Many companies see business continuity as the means to spread IT systems across 2 locations within the same regional area, allowing operations to continue from the office. However, over the past 18 months, we have seen that continuing operations from the office is flawed. Many people could not get into the office during the disaster periods, and as such many businesses suffered.
Protecting your organisation from unplanned downtime is widely dependent on building redundancy and diversity directly into your disaster recovery and business continuity systems. Business systems need to be able to run on a number of different infrastructures and be able to fail over between them quickly and efficiently as necessary.
When moving to the cloud, we often see many organisations make the same mistake as they do using traditional data centres, they implement business continuity and disaster recovery in one region. This leads to the same issues that are apparent in the flawed traditional architecture distributions. The cloud offers far more than just hosting, it allows for distribution across multiple regions, all over the world, reducing the impact organisations have during disaster. A good example of such, is the recent failure of an EBS system in Amazons Eastern US region. This saw many companies including, Foursquare and Reddit without systems.
Our customers within base2Services did not feel the impact. Why, because we have our customers distributed across multiple regions or ready for automatic launch of systems in other regions. This significantly reduced the impact on our customers by keeping operations running without disruption.
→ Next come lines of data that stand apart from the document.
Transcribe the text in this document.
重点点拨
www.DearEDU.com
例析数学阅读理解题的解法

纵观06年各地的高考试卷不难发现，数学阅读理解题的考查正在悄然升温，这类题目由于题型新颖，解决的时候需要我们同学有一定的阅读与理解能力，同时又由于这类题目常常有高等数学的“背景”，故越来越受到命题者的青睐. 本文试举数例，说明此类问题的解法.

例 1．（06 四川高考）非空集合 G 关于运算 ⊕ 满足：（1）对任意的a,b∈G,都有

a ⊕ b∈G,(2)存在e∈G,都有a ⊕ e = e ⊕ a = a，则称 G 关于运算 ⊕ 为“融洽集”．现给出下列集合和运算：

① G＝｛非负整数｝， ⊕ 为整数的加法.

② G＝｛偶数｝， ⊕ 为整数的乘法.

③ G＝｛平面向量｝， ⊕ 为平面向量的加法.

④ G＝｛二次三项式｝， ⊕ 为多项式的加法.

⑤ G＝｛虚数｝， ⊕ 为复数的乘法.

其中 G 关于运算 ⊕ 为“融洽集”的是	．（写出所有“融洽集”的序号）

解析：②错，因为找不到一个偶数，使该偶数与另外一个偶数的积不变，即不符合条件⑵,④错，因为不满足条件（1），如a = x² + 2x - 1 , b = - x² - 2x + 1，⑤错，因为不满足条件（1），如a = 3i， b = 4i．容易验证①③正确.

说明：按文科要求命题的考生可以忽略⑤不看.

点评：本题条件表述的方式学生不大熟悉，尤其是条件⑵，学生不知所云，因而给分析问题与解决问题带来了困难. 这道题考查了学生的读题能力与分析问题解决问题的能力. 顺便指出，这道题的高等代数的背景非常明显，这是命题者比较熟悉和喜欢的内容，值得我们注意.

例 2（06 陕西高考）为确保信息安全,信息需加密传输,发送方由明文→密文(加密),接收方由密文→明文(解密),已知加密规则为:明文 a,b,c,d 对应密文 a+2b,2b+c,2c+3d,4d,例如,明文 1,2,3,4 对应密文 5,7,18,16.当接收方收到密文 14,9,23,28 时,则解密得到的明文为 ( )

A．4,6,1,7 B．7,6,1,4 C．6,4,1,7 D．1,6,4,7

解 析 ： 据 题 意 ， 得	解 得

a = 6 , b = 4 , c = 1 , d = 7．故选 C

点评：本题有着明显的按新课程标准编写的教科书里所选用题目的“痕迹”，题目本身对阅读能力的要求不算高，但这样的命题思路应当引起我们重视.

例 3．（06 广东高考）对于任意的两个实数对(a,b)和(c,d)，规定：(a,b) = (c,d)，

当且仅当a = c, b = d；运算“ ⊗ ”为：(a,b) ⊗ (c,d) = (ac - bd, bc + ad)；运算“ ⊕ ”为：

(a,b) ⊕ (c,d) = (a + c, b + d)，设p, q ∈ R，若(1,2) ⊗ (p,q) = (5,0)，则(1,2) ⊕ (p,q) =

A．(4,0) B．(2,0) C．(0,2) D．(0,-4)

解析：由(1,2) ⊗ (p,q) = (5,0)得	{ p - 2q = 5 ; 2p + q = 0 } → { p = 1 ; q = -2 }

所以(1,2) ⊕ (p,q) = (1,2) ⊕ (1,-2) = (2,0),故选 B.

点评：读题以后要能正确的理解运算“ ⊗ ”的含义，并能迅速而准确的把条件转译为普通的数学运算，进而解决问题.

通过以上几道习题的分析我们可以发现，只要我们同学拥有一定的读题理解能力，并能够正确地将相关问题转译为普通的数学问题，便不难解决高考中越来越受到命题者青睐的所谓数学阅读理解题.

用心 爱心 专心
The key is design your infrastructure for the possibility of failure. Any system can be designed for protection against failure, no matter how complex. There is no magic bullet to this, but a general approach does exist where by automation in the cloud can be leveraged. Start by determining each of the layers of your applications and infrastructure individually, find the components that can withstand failure and what parts can respond automatically to failure. Next build the failure recovery into the solution. Once this is done, make sure that you continual to maintain the failure components as you would the actively operating components. Never let them fall behind, otherwise you would not be able to recover easily.